A shiver crawled down the back of Rabbit’s neck. “I thought he just up and disappeared.”

“He did. But he beat the shit out of me first.” Jox clenched and unclenched one fist, staring at it as if remembering pain, or perhaps broken bones. “I don’t know what was going on inside his head, or what specifically triggered it. All I know is that I was surprised as hell when I woke up and found myself alive—more or less—and him long gone. I dragged myself to our bolt-hole in the village—remember that place?—doctored myself up, and managed to make my flight home, barely. I remember sitting there with his spot empty beside me, hoping to hell he wouldn’t show up.”

“He . . . Fuck.” Rabbit gave up any pretense of hauling the next-to-last box and just stared at the winikin. “I’m so fucking sorry.”

“Don’t be. Those were his fists, not yours. I consider it damned lucky he didn’t use his knife on me.

If he had, we’d all be living very different lives right now.”

“Whoa.” Rabbit’s brain tripped over the sequence of what-ifs. If Jox had died back then, Strike and Anna would’ve gone into the foster system. Anna had blocked out most of her memories from before the massacre, and Strike’s had been those of an average, if doted-on, nine-year-old boy.
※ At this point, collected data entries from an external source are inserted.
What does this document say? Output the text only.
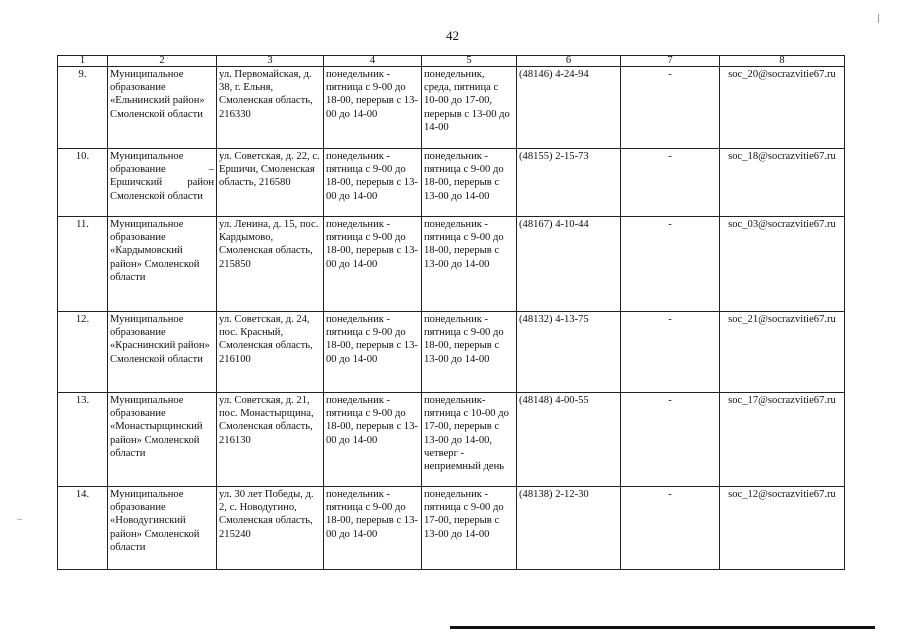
42
1	2	3	4	5	6	7	8
9.	Муниципальное образование «Ельнинский район» Смоленской области	ул. Первомайская, д. 38, г. Ельня, Смоленская область, 216330	понедельник - пятница с 9-00 до 18-00, перерыв с 13-00 до 14-00	понедельник, среда, пятница с 10-00 до 17-00, перерыв с 13-00 до 14-00	(48146) 4-24-94	-	soc_20@socrazvitie67.ru
10.	Муниципальное образование – Ершичский район Смоленской области	ул. Советская, д. 22, с. Ершичи, Смоленская область, 216580	понедельник - пятница с 9-00 до 18-00, перерыв с 13-00 до 14-00	понедельник - пятница с 9-00 до 18-00, перерыв с 13-00 до 14-00	(48155) 2-15-73	-	soc_18@socrazvitie67.ru
11.	Муниципальное образование «Кардымовский район» Смоленской области	ул. Ленина, д. 15, пос. Кардымово, Смоленская область, 215850	понедельник - пятница с 9-00 до 18-00, перерыв с 13-00 до 14-00	понедельник - пятница с 9-00 до 18-00, перерыв с 13-00 до 14-00	(48167) 4-10-44	-	soc_03@socrazvitie67.ru
12.	Муниципальное образование «Краснинский район» Смоленской области	ул. Советская, д. 24, пос. Красный, Смоленская область, 216100	понедельник - пятница с 9-00 до 18-00, перерыв с 13-00 до 14-00	понедельник - пятница с 9-00 до 18-00, перерыв с 13-00 до 14-00	(48132) 4-13-75	-	soc_21@socrazvitie67.ru
13.	Муниципальное образование «Монастырщинский район» Смоленской области	ул. Советская, д. 21, пос. Монастырщина, Смоленская область, 216130	понедельник - пятница с 9-00 до 18-00, перерыв с 13-00 до 14-00	понедельник-пятница с 10-00 до 17-00, перерыв с 13-00 до 14-00, четверг - неприемный день	(48148) 4-00-55	-	soc_17@socrazvitie67.ru
14.	Муниципальное образование «Новодугинский район» Смоленской области	ул. 30 лет Победы, д. 2, с. Новодугино, Смоленская область, 215240	понедельник - пятница с 9-00 до 18-00, перерыв с 13-00 до 14-00	понедельник - пятница с 9-00 до 17-00, перерыв с 13-00 до 14-00	(48138) 2-12-30	-	soc_12@socrazvitie67.ru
What would they have done when the barrier reactivated? Where would they have gone? They wouldn’t have known about Skywatch, wouldn’t have known there were other survivors. More, Rabbit didn’t even want to think what his own childhood would have been like without Jox in it, and Strike and Anna as his unofficial siblings. Granted, Jox had been able to buffer his old man only to a point, but without that leveling influence . . . Hell, he probably would’ve ended up in the system too. If he’d been lucky.

“Your father came back three years later. I had taken Strike and Anna down to Chichén Itzá for the cardinal day—with Red-Boar gone, it was up to them to try the magic. We were just coming out of the tunnel when he stepped out of the rain forest. I pulled a gun on him,” Jox said matter-of-factly. “I’d been carrying a piece the whole time he was gone, afraid that he’d show up and go after one of the kids instead of just me. But he didn’t try to hurt us. He put his hands in the air. A few seconds later, you came out of the underbrush and stood beside him. I looked at you for a moment and you looked back, and I put the gun away.” The winikin paused. “He never apologized, and I never asked him to, just like I never asked him where he’d been or what he’d been doing.”

Rabbit’s throat had gone dry. “You let him come back because of me?”